Scientists have created a 3D-patterned graphene-based sensors capable of measuring brain electrical activity without the usage of conductive gels.
These “dry” sensors, which are used in electroencephalography (EEG) to identify neurological disorders or to control external equipment through brain-machine interfaces, are less irritating and allergic-inducing than traditional “wet” sensors.
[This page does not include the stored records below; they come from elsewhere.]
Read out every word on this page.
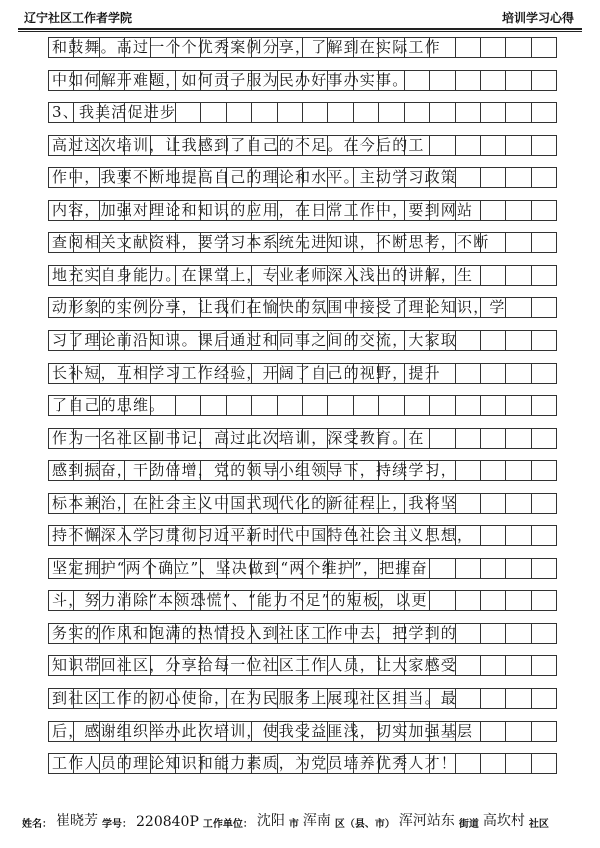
辽宁社区工作者学院	培训学习心得
和鼓舞。高过一个个优秀案例分享，了解到在实际工作
中如何解开难题，如何贡子服为民办好事办实事。
3、我美活促进步
高过这次培训，让我感到了自己的不足。在今后的工
作中，我要不断地提高自己的理论和水平。主动学习政策
内容，加强对理论和知识的应用，在日常工作中，要到网站
查阅相关文献资料，要学习本系统先进知识，不断思考，不断
地充实自身能力。在课堂上，专业老师深入浅出的讲解，生
动形象的实例分享，让我们在愉快的氛围中接受了理论知识，学
习了理论前沿知识。课后通过和同事之间的交流，大家取
长补短，互相学习工作经验，开阔了自己的视野，提升
了自己的思维。
作为一名社区副书记，高过此次培训，深受教育。在
感到振奋，干劲倍增，党的领导小组领导下，持续学习，
标本兼治，在社会主义中国式现代化的新征程上，我将坚
持不懈深入学习贯彻习近平新时代中国特色社会主义思想，
坚定拥护“两个确立”、坚决做到“两个维护”，把握奋
斗，努力消除“本领恐慌”、“能力不足”的短板，以更
务实的作风和饱满的热情投入到社区工作中去，把学到的
知识带回社区，分享给每一位社区工作人员，让大家感受
到社区工作的初心使命，在为民服务上展现社区担当。最
后，感谢组织举办此次培训，使我受益匪浅，切实加强基层
工作人员的理论知识和能力素质，为党员培养优秀人才！
姓名： 崔晓芳 学号： 220840P 工作单位： 沈阳 市 浑南 区（县、市） 浑河站东 街道 高坎村 社区
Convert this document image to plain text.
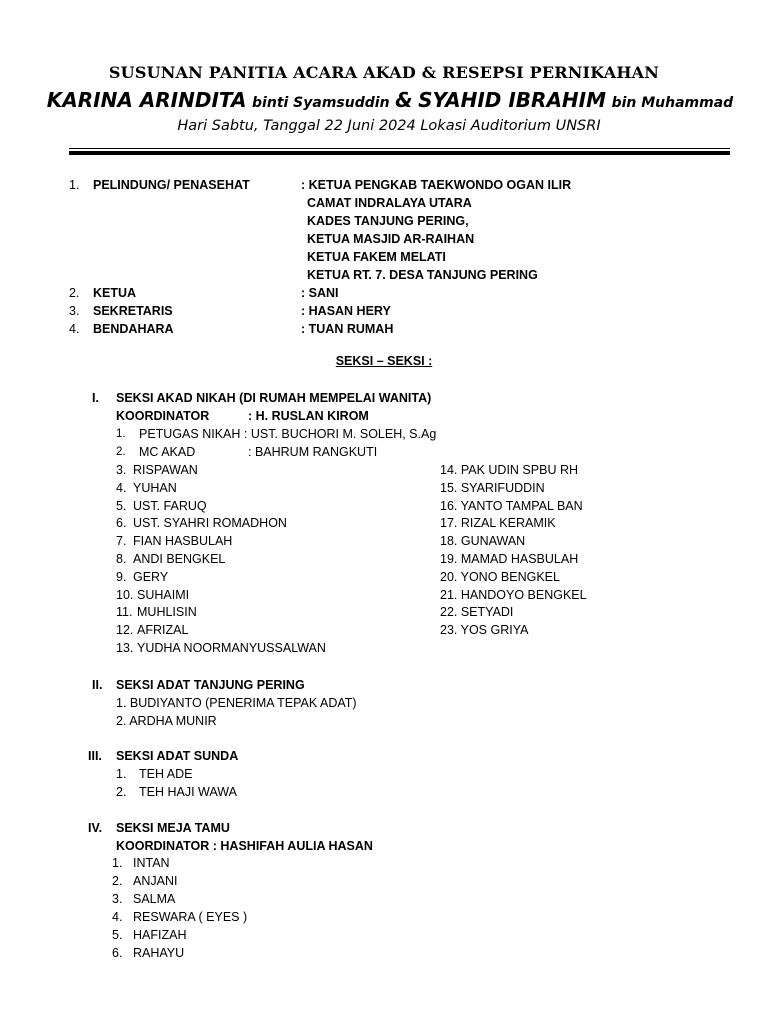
SUSUNAN PANITIA ACARA AKAD & RESEPSI PERNIKAHAN
KARINA ARINDITA binti Syamsuddin & SYAHID IBRAHIM bin Muhammad
Hari Sabtu, Tanggal 22 Juni 2024 Lokasi Auditorium UNSRI
1. PELINDUNG/ PENASEHAT	: KETUA PENGKAB TAEKWONDO OGAN ILIR
CAMAT INDRALAYA UTARA
KADES TANJUNG PERING,
KETUA MASJID AR-RAIHAN
KETUA FAKEM MELATI
KETUA RT. 7. DESA TANJUNG PERING
2. KETUA	: SANI
3. SEKRETARIS	: HASAN HERY
4. BENDAHARA	: TUAN RUMAH
SEKSI – SEKSI :
I. SEKSI AKAD NIKAH (DI RUMAH MEMPELAI WANITA)
KOORDINATOR	: H. RUSLAN KIROM
1. PETUGAS NIKAH : UST. BUCHORI M. SOLEH, S.Ag
2. MC AKAD	: BAHRUM RANGKUTI
3. RISPAWAN
4. YUHAN
5. UST. FARUQ
6. UST. SYAHRI ROMADHON
7. FIAN HASBULAH
8. ANDI BENGKEL
9. GERY
10. SUHAIMI
11. MUHLISIN
12. AFRIZAL
13. YUDHA NOORMANYUSSALWAN
14. PAK UDIN SPBU RH
15. SYARIFUDDIN
16. YANTO TAMPAL BAN
17. RIZAL KERAMIK
18. GUNAWAN
19. MAMAD HASBULAH
20. YONO BENGKEL
21. HANDOYO BENGKEL
22. SETYADI
23. YOS GRIYA
II. SEKSI ADAT TANJUNG PERING
1. BUDIYANTO (PENERIMA TEPAK ADAT)
2. ARDHA MUNIR
III. SEKSI ADAT SUNDA
1. TEH ADE
2. TEH HAJI WAWA
IV. SEKSI MEJA TAMU
KOORDINATOR : HASHIFAH AULIA HASAN
1. INTAN
2. ANJANI
3. SALMA
4. RESWARA ( EYES )
5. HAFIZAH
6. RAHAYU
When the dry sensors are combined with an augmented reality headset and an elastic headband, a robot can be controlled without using your hands. Even though this isn’t as good as wet sensors, it’s still a step towards making simple, non-invasive brain-machine interfaces.
According to a journal published in ACS Applied Nano Materials, recent research has generated a 3D-patterned electronic headband that can assess the electrical activity of the brain without the need of conductive gels. These “dry” sensors could allow humans to control robots with their minds.
Electroencephalography (EEG), according to the study, employs electrodes implanted in or placed on the surface of the head to monitor electrical impulses from the brain. Using brain-machine interfaces, this technology aids in the diagnosis of neurological issues as well as the operation of external equipment.
Conventional “wet” sensors that are applied to the head conductively may irritate or worsen allergies. Despite the development of “dry” sensors, none have proven to be as effective as wet ones.
Francesca Iacopi and her colleagues developed a 3D graphene-based sensor that can precisely detect brain activity while generating no discomfort.